Na zona rural de Aiuaba, região dos Inhamuns, o agricultor Luís Feitosa, de 79 anos, já perdeu a conta de quantos bovinos mandou marcar a ferro e fogo. A região tem tradição de criar gado a solta e daí a necessidade de identificar os animais.
A prática, que divide opiniões, passou a ser usada no sertão nordestino, a partir da ocupação das terras por parte de fazendeiros que iniciaram o ciclo econômico do gado e do couro.
“Sempre foi assim”, rememora Feitosa. Ele explica que o melhor tempo de “ferrar” o gado é no verão, “na ausência da chuva, de moscas e de outros insetos, para evitar doenças e infecção na pele”. Geralmente, a ferra (marcação) é feita na perna, abaixo do ventre, ou na face, para não danificar a pele. Esses locais são escolhidos para não prejudicar a comercialização do couro que tem melhor valor na ausência de furos, cortes ou rasgões.
Divergência
Apesar da tradição, cresce o número de pessoas contrárias ao método. As instituições protetoras dos animais defendem outras opções, como o uso de chips, brincos, tatuagem ou de ferro frio a nitrogênio. “Deve-se buscar alternativas. Métodos de menor crueldade para o animal”, defende a presidente da União Internacional Protetora dos Animais (Uipa), Vanice Teixeira Orlandi. “Deveria haver uma norma ministerial que obrigasse o abandono de métodos cruéis”, avalia.
O presidente do Conselho Regional de Medicina Veterinária (CRMV-CE), Célio Pires, no entanto, discorda da análise de Vanice Orlandi e avalia que as instituições protetoras dos animais “fazem um auê desnecessário”. Ele considera que “está ficando impraticável criar animais”. Célio argumenta que este método é o que menos maltrata o bicho, pois “só é preciso ser feito uma única vez”. As outras alternativas, acrescenta o presidente do CRMV, além de ser mais caras, precisam ser feitas repetidas vezes e “não são tão eficientes”.
Célio Pires recorda ainda o fator histórico pelo qual fez surgir a necessidade da marcação dos animais no Sertão cearense. “Antigamente, as terras não eram cercadas, e o gado era criado à solta. Então, uma vez por ano, os vaqueiros reuniam os animais e os ferravam para identificação do dono”, reitera.

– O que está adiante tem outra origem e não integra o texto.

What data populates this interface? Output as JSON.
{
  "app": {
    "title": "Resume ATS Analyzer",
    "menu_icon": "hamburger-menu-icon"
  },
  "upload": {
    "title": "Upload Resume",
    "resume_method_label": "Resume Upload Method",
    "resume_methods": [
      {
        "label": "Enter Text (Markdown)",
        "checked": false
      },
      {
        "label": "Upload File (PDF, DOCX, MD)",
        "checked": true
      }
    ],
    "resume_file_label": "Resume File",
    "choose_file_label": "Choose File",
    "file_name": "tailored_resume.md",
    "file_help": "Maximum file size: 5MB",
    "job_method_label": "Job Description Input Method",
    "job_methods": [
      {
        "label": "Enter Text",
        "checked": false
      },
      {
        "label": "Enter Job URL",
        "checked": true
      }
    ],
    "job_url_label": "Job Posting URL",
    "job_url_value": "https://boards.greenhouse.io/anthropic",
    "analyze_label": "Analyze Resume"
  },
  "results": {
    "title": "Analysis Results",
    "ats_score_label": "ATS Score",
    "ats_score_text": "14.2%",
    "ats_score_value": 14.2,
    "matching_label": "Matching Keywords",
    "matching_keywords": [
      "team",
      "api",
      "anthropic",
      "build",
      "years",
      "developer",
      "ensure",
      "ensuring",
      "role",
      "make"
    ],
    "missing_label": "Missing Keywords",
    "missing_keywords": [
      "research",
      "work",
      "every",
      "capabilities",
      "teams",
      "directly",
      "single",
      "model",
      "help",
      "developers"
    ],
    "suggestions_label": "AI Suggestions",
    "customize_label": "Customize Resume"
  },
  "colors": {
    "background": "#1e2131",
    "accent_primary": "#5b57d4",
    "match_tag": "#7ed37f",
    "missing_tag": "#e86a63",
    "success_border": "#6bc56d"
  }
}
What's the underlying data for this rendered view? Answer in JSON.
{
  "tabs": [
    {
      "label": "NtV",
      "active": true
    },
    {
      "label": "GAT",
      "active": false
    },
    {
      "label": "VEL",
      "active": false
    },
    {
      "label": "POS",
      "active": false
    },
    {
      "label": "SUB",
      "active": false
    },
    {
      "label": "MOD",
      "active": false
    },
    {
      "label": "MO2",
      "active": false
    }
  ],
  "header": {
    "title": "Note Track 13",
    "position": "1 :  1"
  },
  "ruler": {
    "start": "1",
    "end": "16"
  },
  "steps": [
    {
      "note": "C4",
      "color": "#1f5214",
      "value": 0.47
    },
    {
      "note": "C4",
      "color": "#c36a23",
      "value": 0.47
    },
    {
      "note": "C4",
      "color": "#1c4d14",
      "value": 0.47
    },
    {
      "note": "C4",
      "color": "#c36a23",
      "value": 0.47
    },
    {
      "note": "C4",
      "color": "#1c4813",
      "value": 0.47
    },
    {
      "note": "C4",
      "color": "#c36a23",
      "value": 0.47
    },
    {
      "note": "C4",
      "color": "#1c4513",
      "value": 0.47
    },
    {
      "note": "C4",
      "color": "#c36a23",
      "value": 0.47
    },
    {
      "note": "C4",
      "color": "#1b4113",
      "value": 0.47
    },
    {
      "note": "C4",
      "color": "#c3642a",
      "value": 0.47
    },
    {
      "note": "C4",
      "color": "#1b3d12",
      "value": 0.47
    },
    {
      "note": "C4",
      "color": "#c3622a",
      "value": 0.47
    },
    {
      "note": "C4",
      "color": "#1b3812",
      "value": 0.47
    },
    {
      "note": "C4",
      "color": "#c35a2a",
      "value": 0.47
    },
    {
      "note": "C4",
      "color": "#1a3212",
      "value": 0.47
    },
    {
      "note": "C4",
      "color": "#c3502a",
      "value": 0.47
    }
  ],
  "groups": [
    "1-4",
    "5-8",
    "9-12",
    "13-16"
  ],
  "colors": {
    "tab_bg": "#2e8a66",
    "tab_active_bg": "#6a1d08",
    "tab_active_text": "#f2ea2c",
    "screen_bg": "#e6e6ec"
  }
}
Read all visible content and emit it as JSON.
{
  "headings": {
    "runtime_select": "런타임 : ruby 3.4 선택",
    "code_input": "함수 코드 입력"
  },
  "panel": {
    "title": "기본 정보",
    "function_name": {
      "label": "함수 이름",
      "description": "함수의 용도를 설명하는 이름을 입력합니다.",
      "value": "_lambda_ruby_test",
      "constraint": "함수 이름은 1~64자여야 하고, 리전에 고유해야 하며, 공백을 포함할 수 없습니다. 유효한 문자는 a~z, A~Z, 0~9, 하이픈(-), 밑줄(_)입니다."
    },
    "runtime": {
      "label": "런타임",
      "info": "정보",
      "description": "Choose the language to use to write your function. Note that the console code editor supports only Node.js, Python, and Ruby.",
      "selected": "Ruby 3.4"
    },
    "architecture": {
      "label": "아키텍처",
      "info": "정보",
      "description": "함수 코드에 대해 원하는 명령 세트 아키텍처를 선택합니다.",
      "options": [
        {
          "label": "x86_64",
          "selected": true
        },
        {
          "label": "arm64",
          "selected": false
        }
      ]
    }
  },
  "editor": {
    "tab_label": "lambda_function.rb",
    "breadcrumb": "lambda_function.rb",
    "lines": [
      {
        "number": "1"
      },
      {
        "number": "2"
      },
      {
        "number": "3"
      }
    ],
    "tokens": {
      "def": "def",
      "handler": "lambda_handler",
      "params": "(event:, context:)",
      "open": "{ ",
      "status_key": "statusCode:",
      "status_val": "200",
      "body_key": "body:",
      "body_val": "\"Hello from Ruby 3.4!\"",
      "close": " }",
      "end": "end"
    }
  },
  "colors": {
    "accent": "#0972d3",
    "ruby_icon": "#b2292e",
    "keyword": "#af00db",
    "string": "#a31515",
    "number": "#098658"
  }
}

Além das iniciais do proprietário, há também o ferro com letras que identificam o Município a que pertence o animal. “Iguatu antigamente se chamava Telha, por isso, ainda hoje se usa a letra ‘T’; Quixeramobim era denominado Santo Antônio de Pádua, daí o uso da letra ‘A’, assim cada cidade tem sua identificação”, explica Pires. Ele acrescenta que “não há nenhuma norma por parte do Ministério ou do Conselho Veterinário contra o uso da marcação a ferro e fogo”.
Registro
No Ceará, a Coordenadoria de Desenvolvimento da Pecuária (Codep), núcleo integrante da Secretaria de Desenvolvimento Agrário (SDA), cuida dos registros dos ferros utilizados para marcar o gado.
Conforme o técnico do setor, Paulo Arruda, o Estado conta com mais de 35 mil registros datados desde 1939. “Atualmente, fazemos em média três registros por mês”, informa. Esse número, segundo avalia, deve crescer nos próximos anos devido à nova exigência do Banco do Nordeste para financiamento da compra e venda de animais.
A norma do Banco tem por objetivo coibir fraudes. Com a marcação, evita-se que um mesmo rebanho seja financiado para dois ou mais produtores, a exemplo do que era costume ocorrer nas exposições agropecuárias no interior do Ceará.
De acordo com a Codep, o criador interessado em registrar a sua marca tem que pagar uma taxa municipal, cujo valor varia a cada cidade, e outra estadual no valor de R$ 99,80. Após o pagamento, o criador encaminha o desenho da sua marcação utilizada nos ferros para a Coordenadoria de Desenvolvimento da Pecuária. Esse procedimento é necessário, conforme Arruda, para regularizar a marcação. “Se o gado é ferrado, mas a marca não é registrada, não há nenhum valor legal”, explica.
Cuidados
Especialistas alertam, entretanto, que é preciso seguir algumas orientações para garantir uma boa marcação do bovino. O instrumento deve ser feito em aço inox, por ser um material leve, durável, que não distorce e possibilita marcas sempre perfeitas.
A marcação deve ser feita com o animal bem imobilizado, tanto com pescoceira quanto com a contenção do posterior. Um segundo vaqueiro pode melhorar a contenção dobrando a cauda do animal para cima e para frente, formando um arco – manejo conhecido por anestesia baiana.
Esse procedimento insensibiliza superficialmente a região onde será feita a marca e evita que o animal sinta dor e se movimente. Deve-se ter cuidado para não forçar demais, causando dor ao animal.